The reality is that with value-based care, providers are rewarded for reducing costs, rather than being paid for the volume of services they deliver, which can encourage cost-cutting measures that potentially compromise care quality.

And as to that much-touted competition that neoclassical economists insist will lower costs and boost efficiency among insurers — good luck finding an example of that. The administrative costs of private insurers are staggering compared to single-payer systems. According to a 2018 study in The Lancet, the U.S. spends 8% of total national health expenditures on activities related to planning, regulating, and managing health systems and services, compared to an average of only 3% spent in single-payer systems. The excess administrative burden in the U.S. is a direct consequence of having to navigate a fragmented system with multiple insurers, each with its own rules, coverage policies, and approval processes.

Beyond the outrageous administrative costs, the U.S. healthcare system’s reliance on employer-based insurance is a relic of 20th-century policy decisions that are downright outdated in today’s gig economy. It ties access to care to your job, effectively locking out millions of gig and part-time workers, freelancers, and the unemployed. The notion that people can “shop around” for insurance plans like they’re picking a toaster is absurd when the stakes are life and death.

The exorbitant cost of this flawed approach to healthcare is borne by society—through higher overall health spending, worse outcomes, and a public system buckling under the weight of the uninsured and underinsured. The system doesn’t just fail to provide equitable care; it deepens social and economic inequality. Health should be a public good, with care guaranteed for all—regardless of income, job, or pre-existing conditions.
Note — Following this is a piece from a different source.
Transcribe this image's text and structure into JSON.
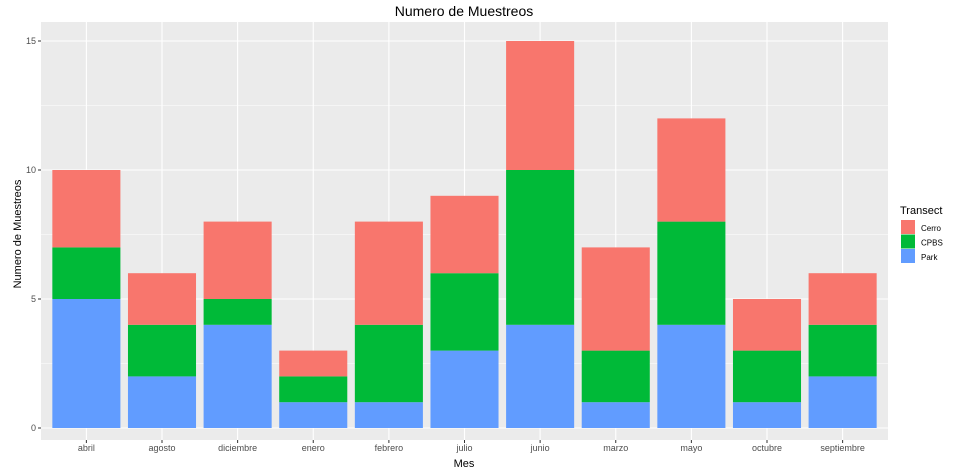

Many argue that the solution isn’t patching the system with small reforms, but rethinking it entirely – or, as documentary maker Michael Moore recently put it, Throw this entire system in the trash.” That means embracing models like single-payer, where the state ensures health for all and care is based on need, not profit.

Until the U.S. abandons its current insurance model, we’ll remain stuck with a system that enriches a few while exploiting the many—and the many are well and truly sick of it.

America is ready to say goodbye to the Grinches that operate 365 days a year.